O ambiente não é capaz de explicar todas as ações dos animais. “Por que com o homem seria diferente?”, disse Ades. A saúva fêmea, por exemplo, arranca suas próprias asas após se acasalar para criar o ninho. O ato é único na vida da formiga. “É difícil dizer que o animal treinou, aprendeu. Me parece que isso é uma intuição”.
Antônio Máspoli seguiu uma linha parecida de raciocínio. Especialista em Jung, discorreu sobre como o conceito de arquétipo, um dos mais famosos formulados pelo psicanalista alemão, de certa forma corrobora a idéia de hereditariedade do comportamento. Para Jung, os arquétipos são disposições psíquicas inatas e universais que formam o substrato do qual emergem os temas básicos da vida humana. Nascimento, morte, iniciação e casamento seriam eventos arquetípicos, cuja influência na psique humana poderia ser detectada pelos mitos, tradições e religiões, por exemplo. “O repertório da espécie de alguma forma vai se repetir na pequena história do indivíduo. Há um momento na vida das crianças, especialmente na dos meninos, em que elas ficam fascinadas pelo fogo. Segundo Jung, ao ver o fogo elas sentem o mesmo que seus ancestrais”, diz o psicólogo.

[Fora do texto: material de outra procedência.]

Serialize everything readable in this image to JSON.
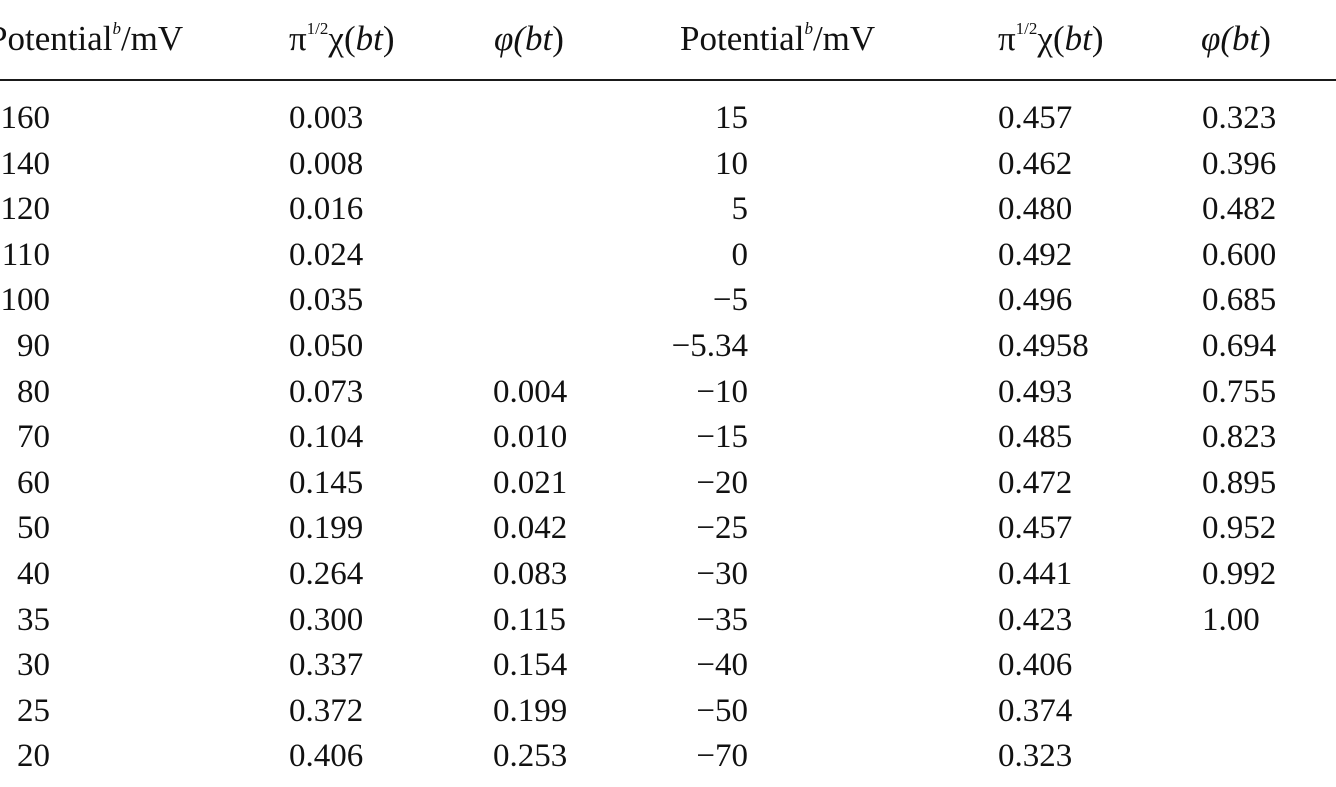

Outra concepção questionada durante o encontro foi a de que o instinto é uma imposição fixa e imutável da natureza. “Quando um cientista social diz que estamos defendendo o instinto, que estamos defendendo que o comportamento humano é fixo, eu respondo: ‘Mas nem o dos animais é fixo!’”, disse Ades. E deu diversos exemplos de como o comportamento animal é mutável. Cada clã de orcas possui um dialeto próprio, que muda com o tempo. Chimpanzés e bonobos criam formas tradicionais de comportamento. Dizer que o homem age instintivamente não significa dizer que ele está preso a uma camisa de força. “Se o instinto fosse igual em todos os animais, não haveria seleção natural”, diz Ades. “Darwin era muito astuto. Errava em muitos pontos mas era muito astuto. Ele disse: ‘Existe o instinto, mas existe a possibilidade dele se modificar desde o começo’”.